After Photography by Fred Ritchn (2009), digested by Diane Smyth
It takes a brave author to tackle digital media, a medium changing so fast that any attempt to read it looks outdated before the ink is dry. And yet that’s what Fred Ritchin did in After Photography, attempting to describe what’s new about digital photography and how it’s changed us. As the title suggests, Ritchin believes digital photography is a fundamental shift rather than a simple change of tools, and he backs up his argument by considering both its ubiquity and its malleability. Digital photography started when National Geographic modified a horizontal photograph of the pyramids to create a more aesthetically pleasing front cover, Ritchin argues, shaking our belief in the image as proof. The fact that we are all now armed with digital cameras, especially those embedded in our smartphones, means that we are all looking at the world second-hand via images, and also constantly presenting ourselves for image-based consumption. It’s a gloomy reading of a brave new world, but Ritchin also suggests new strategies – a shift into “an interactive, networked multimedia”, in which hotspots link into other images and more information.

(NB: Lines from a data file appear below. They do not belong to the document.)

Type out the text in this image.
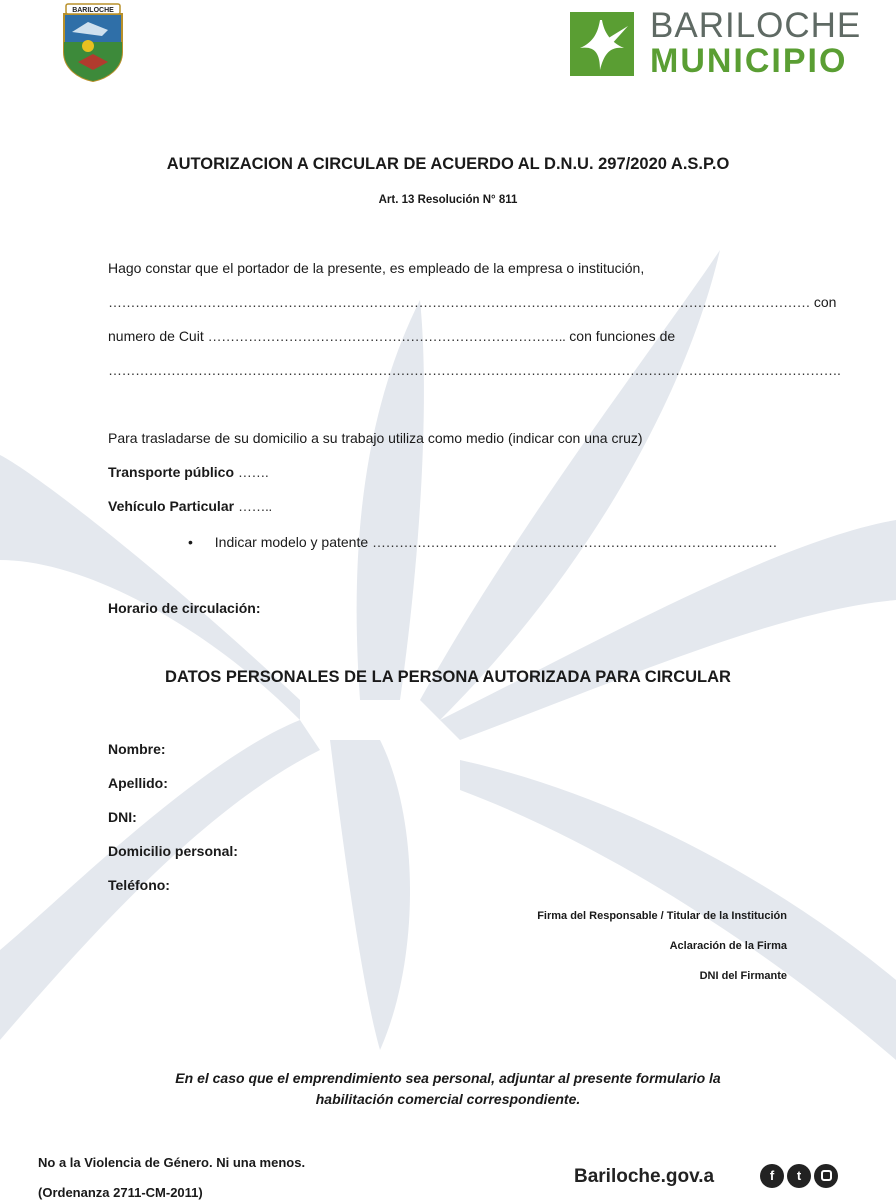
BARILOCHE	BARILOCHE
MUNICIPIO
AUTORIZACION A CIRCULAR DE ACUERDO AL D.N.U. 297/2020 A.S.P.O
Art. 13 Resolución N° 811
Hago constar que el portador de la presente, es empleado de la empresa o institución,
………………………………………………………………………………………………………………………………………… con
numero de Cuit …………………………………………………………………….. con funciones de
……………………………………………………………………………………………………………………………………………….
Para trasladarse de su domicilio a su trabajo utiliza como medio (indicar con una cruz)
Transporte público …….
Vehículo Particular ……..
• Indicar modelo y patente ………………………………………………………………………………
Horario de circulación:
DATOS PERSONALES DE LA PERSONA AUTORIZADA PARA CIRCULAR
Nombre:
Apellido:
DNI:
Domicilio personal:
Teléfono:
Firma del Responsable / Titular de la Institución
Aclaración de la Firma
DNI del Firmante
En el caso que el emprendimiento sea personal, adjuntar al presente formulario la
habilitación comercial correspondiente.
No a la Violencia de Género. Ni una menos.
(Ordenanza 2711-CM-2011)
Bariloche.gov.a	f	t
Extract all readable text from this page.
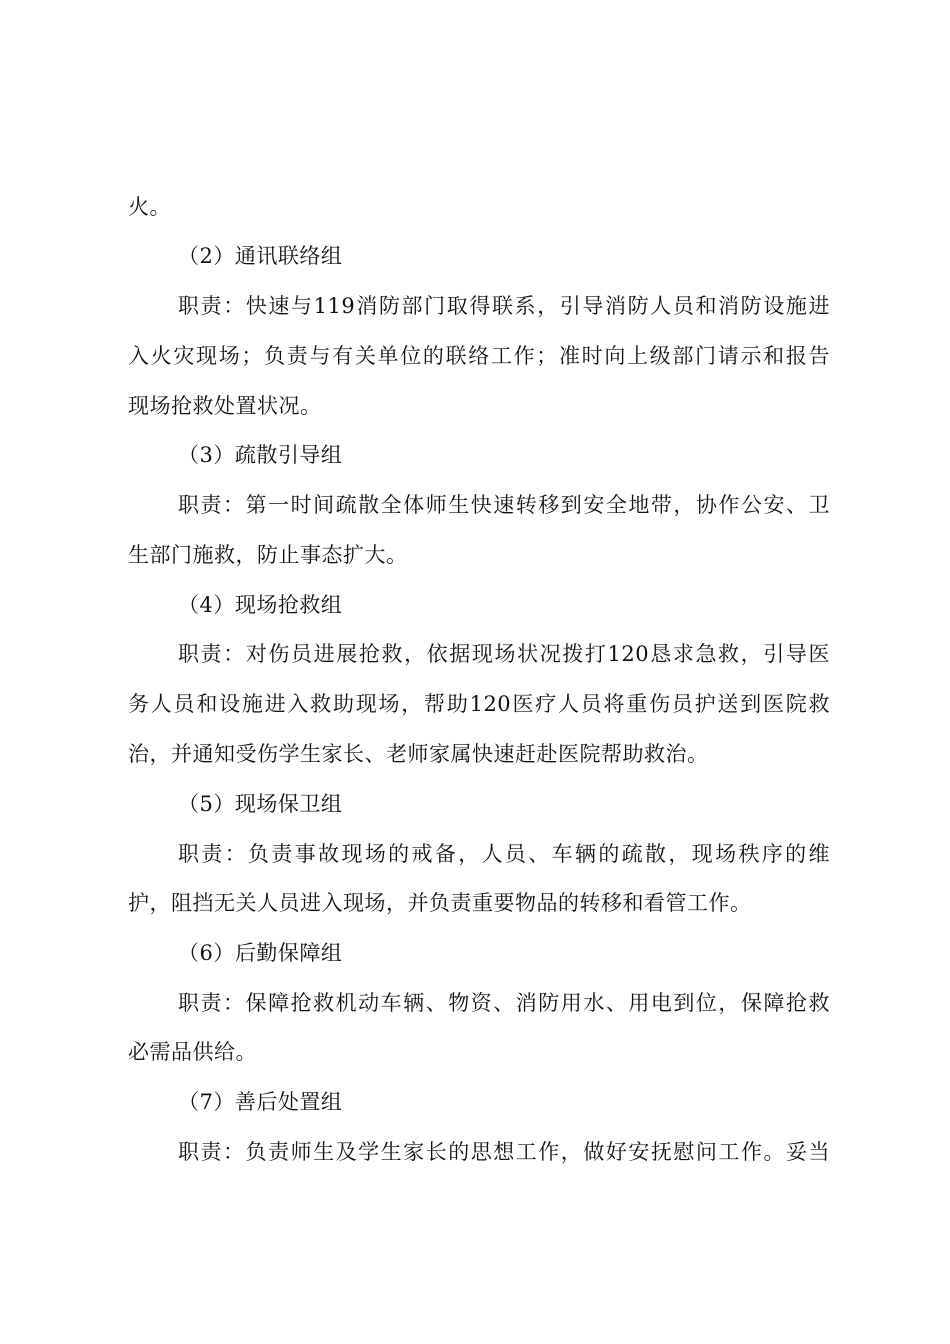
火。
（2）通讯联络组
职责：快速与119消防部门取得联系，引导消防人员和消防设施进
入火灾现场；负责与有关单位的联络工作；准时向上级部门请示和报告
现场抢救处置状况。
（3）疏散引导组
职责：第一时间疏散全体师生快速转移到安全地带，协作公安、卫
生部门施救，防止事态扩大。
（4）现场抢救组
职责：对伤员进展抢救，依据现场状况拨打120恳求急救，引导医
务人员和设施进入救助现场，帮助120医疗人员将重伤员护送到医院救
治，并通知受伤学生家长、老师家属快速赶赴医院帮助救治。
（5）现场保卫组
职责：负责事故现场的戒备，人员、车辆的疏散，现场秩序的维
护，阻挡无关人员进入现场，并负责重要物品的转移和看管工作。
（6）后勤保障组
职责：保障抢救机动车辆、物资、消防用水、用电到位，保障抢救
必需品供给。
（7）善后处置组
职责：负责师生及学生家长的思想工作，做好安抚慰问工作。妥当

Ritchin’s references to YouTube and MySpace already feel outdated, and his thoughts on surveillance seem tentative now that Wikileaks has blown the lid off the NSA program but it’s a game attempt to draw a line in the sand.
 In his own words
"Photography in the digital environment involves the reconfiguration of the image into a mosaic of millions of changeable pixels, not a continuous tone imprint of a visible reality. Rather than a quote from appearances, it serves as an initial recording, a preliminary script, which may precede a quick and easy reshuffling." 
"The multitudes of photographers now intensely staring not at the surrounding world, nor at their loved ones being wed or graduating, but at their camera backs or cellphones searching for an image on the small screens, or summoning the past as an archival image on these same screens, is symptomatic of the image’s primacy over the existence it is supposed to depict." 
 "Even before the ubiquity of a billon cell phone cameras, we were already in rehearsal for the pose, the look and a diminished sense of privacy." 
How to sound as if you've read it 
The web is all around us; the only solution is to go further into it.